Daniel Hack Tuke

Daniel Hack Tuke (Avatar)

1827-1895

Vol IV

Pg 237

Daniel Hack Tuke

1827-1895

Vol IV

Pg 237

b.19 April 1827 d.5 March 1895

MD Heidelberg Hon LLD Glasg MRCS FRCP(1875)

Daniel Tuke was born at York, the great-grandson of William Tuke, founder of the Retreat at York, and the youngest son of Samuel Tuke, a philanthropist and authority on the treatment of mental disorders, by his wife Priscilla, daughter of James Hack of Chichester. He himself, after abandoning a legal career, began to study insanity at the Retreat in 1847. Three years later he entered St. Bartholomew’s Hospital as a student, and in 1852 he qualified. He then undertook the first of many tours abroad to visit foreign asylums. On his return, he started to practise in York, and was made physician to the Retreat and the York Dispensary, and lecturer on mental diseases at the School of Medicine.

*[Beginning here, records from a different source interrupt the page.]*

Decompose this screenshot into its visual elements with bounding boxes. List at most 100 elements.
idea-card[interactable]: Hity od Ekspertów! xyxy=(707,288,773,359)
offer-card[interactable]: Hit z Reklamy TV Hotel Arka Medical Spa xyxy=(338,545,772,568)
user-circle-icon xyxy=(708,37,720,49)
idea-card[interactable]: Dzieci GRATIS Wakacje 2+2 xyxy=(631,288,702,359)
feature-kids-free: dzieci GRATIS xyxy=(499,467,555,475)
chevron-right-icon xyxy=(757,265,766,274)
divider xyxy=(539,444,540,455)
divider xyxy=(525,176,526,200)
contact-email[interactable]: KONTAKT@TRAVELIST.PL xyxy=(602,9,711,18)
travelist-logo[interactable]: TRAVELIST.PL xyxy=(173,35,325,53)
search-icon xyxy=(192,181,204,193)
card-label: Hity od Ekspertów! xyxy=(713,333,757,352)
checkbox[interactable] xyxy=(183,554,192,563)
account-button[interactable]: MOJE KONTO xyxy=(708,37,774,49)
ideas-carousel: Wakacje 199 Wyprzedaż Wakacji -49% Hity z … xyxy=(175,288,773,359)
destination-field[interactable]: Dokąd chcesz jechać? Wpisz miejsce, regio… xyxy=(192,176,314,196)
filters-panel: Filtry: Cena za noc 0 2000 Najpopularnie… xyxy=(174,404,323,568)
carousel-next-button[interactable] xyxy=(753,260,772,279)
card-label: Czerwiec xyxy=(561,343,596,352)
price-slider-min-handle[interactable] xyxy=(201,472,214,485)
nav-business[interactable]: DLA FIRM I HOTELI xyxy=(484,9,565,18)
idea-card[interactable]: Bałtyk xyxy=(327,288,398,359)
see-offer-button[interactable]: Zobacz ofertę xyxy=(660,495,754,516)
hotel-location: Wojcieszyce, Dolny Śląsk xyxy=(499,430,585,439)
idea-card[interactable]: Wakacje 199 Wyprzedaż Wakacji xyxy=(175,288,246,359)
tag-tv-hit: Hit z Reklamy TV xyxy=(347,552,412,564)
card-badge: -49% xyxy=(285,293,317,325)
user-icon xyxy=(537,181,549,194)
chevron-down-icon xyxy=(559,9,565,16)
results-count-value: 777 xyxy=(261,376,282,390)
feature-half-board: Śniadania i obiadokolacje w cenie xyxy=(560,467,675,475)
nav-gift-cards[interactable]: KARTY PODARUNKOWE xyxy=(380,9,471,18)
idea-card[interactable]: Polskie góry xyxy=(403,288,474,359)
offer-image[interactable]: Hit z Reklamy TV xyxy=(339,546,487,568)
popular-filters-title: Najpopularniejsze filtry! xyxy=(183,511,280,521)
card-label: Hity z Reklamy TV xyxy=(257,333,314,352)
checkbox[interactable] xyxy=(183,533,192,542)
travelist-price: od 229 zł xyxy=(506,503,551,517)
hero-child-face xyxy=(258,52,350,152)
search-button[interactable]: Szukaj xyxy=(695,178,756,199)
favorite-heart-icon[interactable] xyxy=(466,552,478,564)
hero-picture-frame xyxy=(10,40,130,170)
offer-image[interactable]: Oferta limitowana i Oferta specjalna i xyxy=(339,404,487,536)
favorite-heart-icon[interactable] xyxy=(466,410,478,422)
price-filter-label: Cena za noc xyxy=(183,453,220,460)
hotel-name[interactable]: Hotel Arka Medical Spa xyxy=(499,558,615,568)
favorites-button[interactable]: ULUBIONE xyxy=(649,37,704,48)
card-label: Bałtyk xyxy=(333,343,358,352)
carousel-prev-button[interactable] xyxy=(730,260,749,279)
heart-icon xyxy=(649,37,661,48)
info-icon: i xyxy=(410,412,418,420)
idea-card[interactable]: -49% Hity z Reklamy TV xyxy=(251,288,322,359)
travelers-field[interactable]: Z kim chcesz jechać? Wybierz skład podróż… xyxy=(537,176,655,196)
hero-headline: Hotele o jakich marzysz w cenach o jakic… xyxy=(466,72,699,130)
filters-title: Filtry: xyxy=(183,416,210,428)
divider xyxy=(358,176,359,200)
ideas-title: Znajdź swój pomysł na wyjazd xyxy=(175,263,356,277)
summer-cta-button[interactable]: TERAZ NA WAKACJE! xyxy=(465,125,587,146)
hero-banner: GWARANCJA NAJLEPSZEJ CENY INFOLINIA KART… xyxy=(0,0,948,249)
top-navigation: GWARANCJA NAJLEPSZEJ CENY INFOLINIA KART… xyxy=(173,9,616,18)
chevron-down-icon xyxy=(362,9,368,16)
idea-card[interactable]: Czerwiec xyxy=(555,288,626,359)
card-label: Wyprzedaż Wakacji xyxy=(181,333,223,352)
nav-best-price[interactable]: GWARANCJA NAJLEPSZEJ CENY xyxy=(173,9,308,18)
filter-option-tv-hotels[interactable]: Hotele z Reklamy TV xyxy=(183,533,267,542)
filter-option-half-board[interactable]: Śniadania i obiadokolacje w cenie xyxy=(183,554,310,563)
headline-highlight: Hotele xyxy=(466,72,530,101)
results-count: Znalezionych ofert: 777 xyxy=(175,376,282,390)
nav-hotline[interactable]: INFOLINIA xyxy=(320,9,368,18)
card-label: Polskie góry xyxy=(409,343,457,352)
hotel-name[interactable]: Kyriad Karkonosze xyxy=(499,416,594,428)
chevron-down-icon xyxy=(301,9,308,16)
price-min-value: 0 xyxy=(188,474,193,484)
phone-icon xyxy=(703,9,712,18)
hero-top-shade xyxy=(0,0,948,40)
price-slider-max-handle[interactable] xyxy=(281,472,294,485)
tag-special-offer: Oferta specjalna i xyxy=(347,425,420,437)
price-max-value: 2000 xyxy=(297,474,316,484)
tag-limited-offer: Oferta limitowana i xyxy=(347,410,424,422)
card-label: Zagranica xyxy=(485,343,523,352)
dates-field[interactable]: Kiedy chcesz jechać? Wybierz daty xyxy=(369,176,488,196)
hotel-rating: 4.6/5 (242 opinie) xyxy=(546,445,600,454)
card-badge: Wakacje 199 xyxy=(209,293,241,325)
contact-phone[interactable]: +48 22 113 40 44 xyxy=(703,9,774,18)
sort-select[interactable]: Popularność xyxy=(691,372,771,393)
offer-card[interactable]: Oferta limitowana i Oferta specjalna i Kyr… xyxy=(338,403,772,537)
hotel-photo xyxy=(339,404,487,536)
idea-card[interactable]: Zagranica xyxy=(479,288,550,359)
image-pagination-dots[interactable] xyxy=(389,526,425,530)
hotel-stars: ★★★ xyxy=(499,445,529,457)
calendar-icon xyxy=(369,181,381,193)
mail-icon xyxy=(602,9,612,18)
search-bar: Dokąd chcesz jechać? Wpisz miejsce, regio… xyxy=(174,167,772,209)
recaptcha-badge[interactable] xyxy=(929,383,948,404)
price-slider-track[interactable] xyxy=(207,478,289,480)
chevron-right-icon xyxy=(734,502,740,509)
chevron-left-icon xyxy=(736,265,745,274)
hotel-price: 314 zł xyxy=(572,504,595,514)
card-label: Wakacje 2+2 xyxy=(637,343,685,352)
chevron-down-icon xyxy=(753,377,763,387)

In 1858 Tuke and Bucknill published their classic Manual of Psychological Medicine, which remained a standard textbook for many years.

Tuke’s career was now interrupted by ill health. He was compelled to live in Falmouth for some fifteen years, and it was not until 1875 that he was able to resume practice as a consultant in London. There his reputation continued to grow, and he was made a governor of Bethlem Royal Hospital, an examiner in psychology at London University, and, in 1881, president of the Medico-Psychological Association. He became joint editor of the Journal of Mental Science in 1880 and lectured on mental diseases at Charing Cross Hospital from 1892 till his death. His greatest achievement was his publication of the Dictionary of Psychological Medicine (1892), which was at once accepted as the most authoritative work of its kind in circulation. Although not himself a clinical teacher, Tuke, as an observer and recorder of the teachings of others, was the supreme authority on lunacy in England, and particularly on the nineteenth century movement in favour of its humane treatment; and, although not himself the originator of many contemporary reforms in the care and after-care of the mentally afflicted, his championship secured their eventual adoption as established routine. He was a man of great personal simplicity in his own habits and domestic regime, and deeply interested in poetry, philosophy and religion.

He married in 1853 Esther Maria Stickney of Ridgmont, Holder-ness, Yorkshire, and had one son, Henry Tuke, R.A.